Das Bundessozialgericht (BSG) hat mit Urteil vom 18.06.2026 in dem Verfahren B 3 KR 3/25 R seine bisherige Rechtsprechung bestätigt, dass ein Hilfsmittel, welches speziell für die Ausübung einer bestimmten sportlichen Aktivität beantragt wird, nicht Aufgabe der gesetzlichen Krankenversicherung ist. Im konkreten Fall ging es um eine Skiprothese, die zusätzlich zur vorhandenen Alltagsprothese beantragt wurde.
Bei der Versorgung mit einer Prothese zum unmittelbaren Behinderungsausgleich geht es um die Befriedigung eines allgemeinen Grundbedürfnisses, wozu im Bereich der Mobilität das möglichst sichere und gefahrloses Gehen und Stehen sowie des Erschließen eines gewissen körperlichen Freiraums gehört. Dazu gehört aber nicht das Ausüben jeder Sportart, die Menschen ohne Behinderung ausüben können.

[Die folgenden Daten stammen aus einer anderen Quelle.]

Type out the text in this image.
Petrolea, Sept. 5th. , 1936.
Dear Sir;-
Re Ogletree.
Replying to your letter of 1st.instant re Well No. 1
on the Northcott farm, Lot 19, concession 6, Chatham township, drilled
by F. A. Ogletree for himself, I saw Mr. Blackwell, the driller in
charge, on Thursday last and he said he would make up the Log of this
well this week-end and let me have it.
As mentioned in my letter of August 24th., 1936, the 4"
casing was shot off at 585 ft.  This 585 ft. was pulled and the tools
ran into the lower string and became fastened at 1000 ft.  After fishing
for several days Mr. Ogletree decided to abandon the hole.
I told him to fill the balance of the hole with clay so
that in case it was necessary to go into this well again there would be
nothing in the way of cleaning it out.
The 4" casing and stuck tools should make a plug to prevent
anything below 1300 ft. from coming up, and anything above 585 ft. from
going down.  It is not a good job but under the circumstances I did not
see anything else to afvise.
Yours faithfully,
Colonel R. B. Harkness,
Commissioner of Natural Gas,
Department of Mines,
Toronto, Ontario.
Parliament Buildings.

Es kommt also darauf an, ob das begehrte Hilfsmittel im Einzelfall erhebliche Gebrauchsvorteile im Alltagsleben bietet, die sich auf Grundbedürfnisse des täglichen Lebens beziehen. Die Wege des Alltagslebens einschließlich Krafttraining konnte der Kläger mit seiner Alltagsprothese bestreiten. Eine zusätzliche Sportprothese, die nur der sportlichen Betätigung in der Freizeit dient, erfüllt damit kein Versorgungsziel, für das die Krankenkasse aufzukommen hat.
Wichtig zu wissen
Dies bedeutet aber nicht, dass jegliches Hilfsmittel, das auch eine gewisse sportliche Betätigung erlaubt, damit vor der Leistungspflicht ausgenommen ist. Entscheidend ist immer, ob sich die Gebrauchsvorteile auch auf die Grundbedürfnisse des Alltagslebens beziehen. Bei der Mobilität gehört insbesondere dazu, dass die Zurücklegung der Wege des Alltagslebens mit eigener Körperkraft nach der Rechtsprechung des BSG (siehe Urteile vom 18.04.2024) vom Grundbedürfnis auf Mobilität umfasst sind. Wenn z.B. diese Wege mit einem Handbike zurückgelegt werden können, kann die Krankenkasse nicht auf einen Elektrorollstuhl verweisen, selbst wenn dieser günstiger ist.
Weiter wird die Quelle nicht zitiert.